I suspect that part of the problem is that the large carriers are Already making money on secret deals that favor some sites and choke back the speed of others.
Accepting the stimulus money would leave them in big trouble if there Are such deals already in place.
Such deals could range from slowing down access to certain sites to slowing down access based on which Operating System is being used.
The best evidence for this possibility is already implicit in the carrier's offers to "Turbo Charge" your connection if you will only pay them a slight Premium and allow them to install a bit of Software on your computer.
The sales pitch blames the slow connection on Your Computer. But, if it were a problem with the Computer, why doesn't the problem just disappear when you install the latest OS Software Upgrade ???
The simpler explanation is that the software they are offering to install just identifies you as someone who has Paid the Piper for the extra speed.
Jerry, I'm sure you're right about the secret deals on carrier streams. It reminds me of a time we had cable. We couldn't afford it after a while and were threatened with cut off. My husband said to collections agent who was insulting him" Do what you must". We were told to expect the tech that afternoon. Well long story short, my husband was working in the shed, expecting a guy in a truck to come up the drive and be let in the house to 'cut off the cable'. The guy never comes. So at 5 o'clock my husband calls carrier and says the guy never came. The operator says, "You still have cable?" the husband calls out to me, 'Honey you got the tv on?" I answer yup cuz at the time I was watching Jeopardy on a broadcast channel, mourning the loss of AMC. He tells the operator, the wife says its on. Operator is ticked because she assumes truck driver is lying about having completed that part of his route. About 1/2 hour later company truck pulls up to the phone pole on the road, at the beginning of the driveway. Guy climbs the pole and is back down less than one minute later. I later am overjoyed during the task of thinking I had to reprogram the remote to find I DO have AMC. Husband realizes what has occurred and decides to fight the power by permitting the honest mistake consequences to continue unchecked. End of this story? It was truly a comedy of errors, no one on our end misstating the truth to the questions posed. Definitely a sin of omission. Result? The cable transmissions continued for years, about 6 years total, 3 years after we had moved on so other relatives could enjoy the cabin. Points? 1) it turns out that outrageous start up fee is to send a guy in a truck that is already driving around your neighborhood to switch an unlabeled switch the opposite to its current position. Too cheap to consistently wire or label the switches. 2) How much could it possibly be costing that corporation to provide that service on the lines that the Feds paid for? Do you think any corporation would be letting a major expense continue unchecked for YEARS if individual home service was such a drain? At most pennies, for which, at the time, they charged 45 bucks a month.

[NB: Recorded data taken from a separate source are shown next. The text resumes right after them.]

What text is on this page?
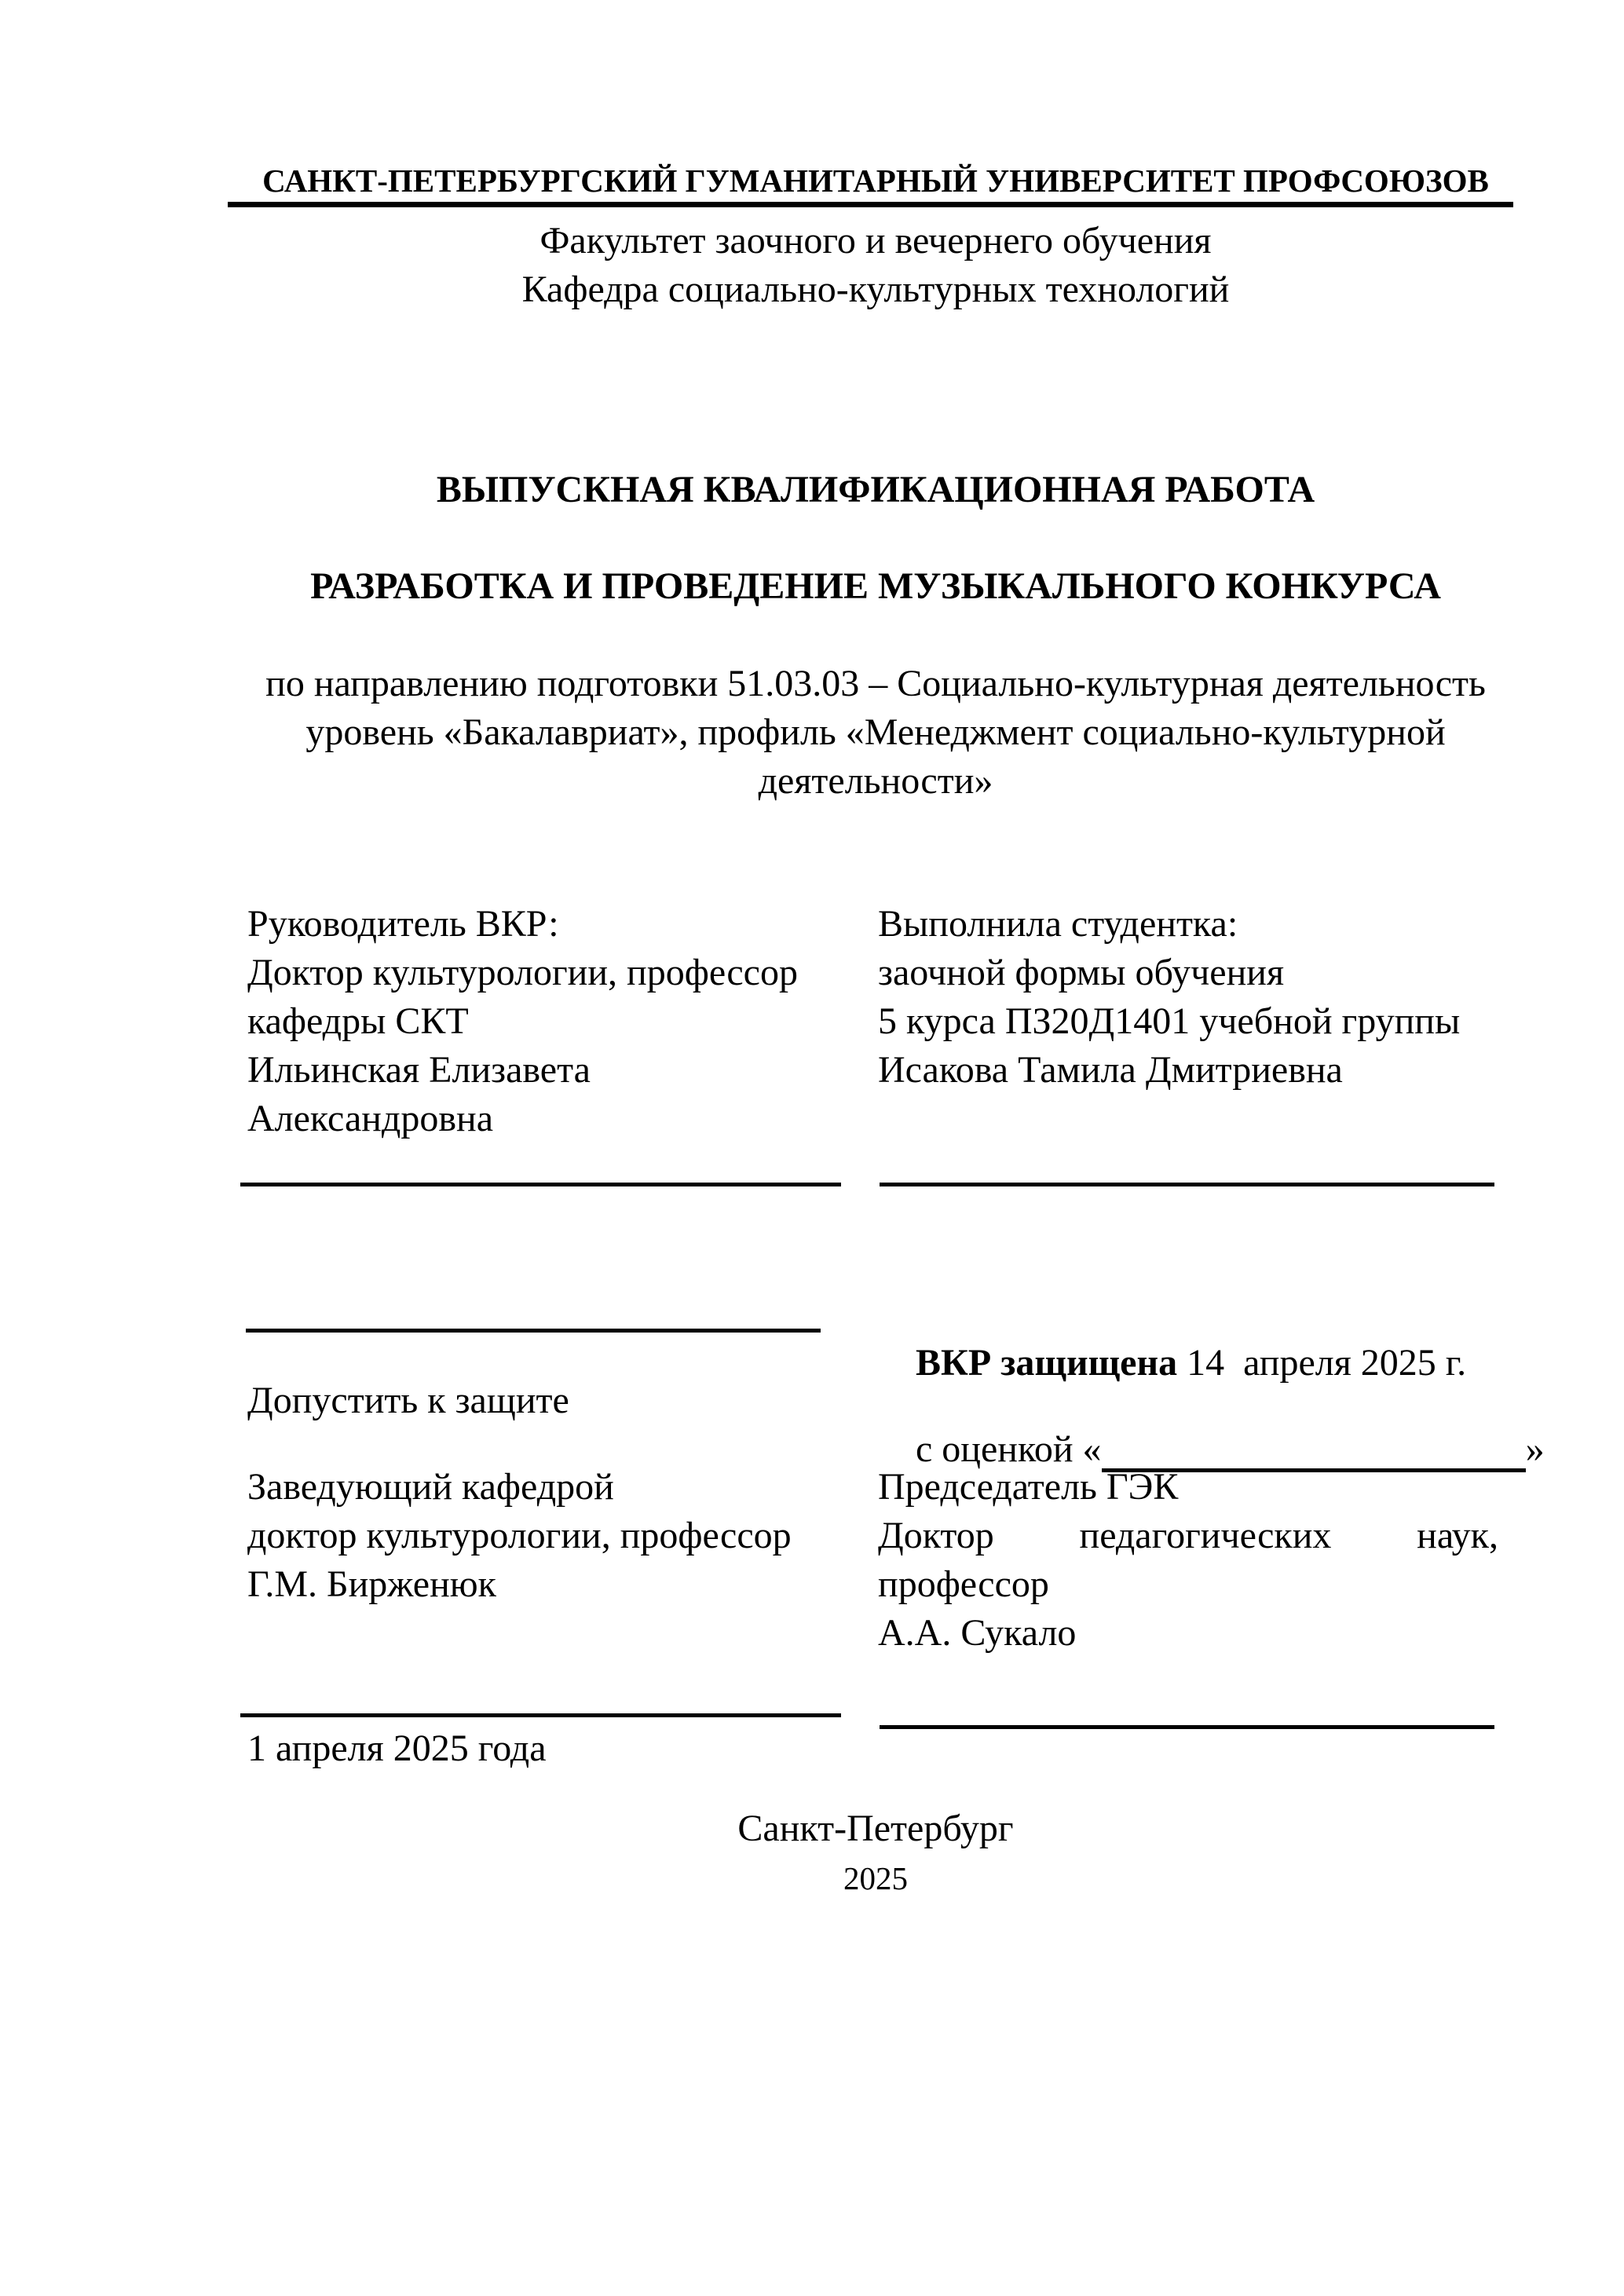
САНКТ-ПЕТЕРБУРГСКИЙ ГУМАНИТАРНЫЙ УНИВЕРСИТЕТ ПРОФСОЮЗОВ
Факультет заочного и вечернего обучения
Кафедра социально-культурных технологий
ВЫПУСКНАЯ КВАЛИФИКАЦИОННАЯ РАБОТА
РАЗРАБОТКА И ПРОВЕДЕНИЕ МУЗЫКАЛЬНОГО КОНКУРСА
по направлению подготовки 51.03.03 – Социально-культурная деятельность
уровень «Бакалавриат», профиль «Менеджмент социально-культурной
деятельности»
Руководитель ВКР:
Доктор культурологии, профессор
кафедры СКТ
Ильинская Елизавета
Александровна
Выполнила студентка:
заочной формы обучения
5 курса ПЗ20Д1401 учебной группы
Исакова Тамила Дмитриевна

ВКР защищена 14  апреля 2025 г.

Допустить к защите

с оценкой «	»

Заведующий кафедрой
доктор культурологии, профессор
Г.М. Бирженюк
Председатель ГЭК
Доктор педагогических наук,
профессор
А.А. Сукало
1 апреля 2025 года
Санкт-Петербург
2025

Same for internet, turbocharge, broad band,don't forget these are the exact same carriers from the 15 years past incident I am referring to. SOP.
How would they get away with the Paid the Piper chip JerryM has outlined? That falls under the convenient heading of proprietary information which is where they file everything that violates the public trust portions of their charters.
You corporate media scum are infinitely more corrosive to democracy than all foreign threats combined.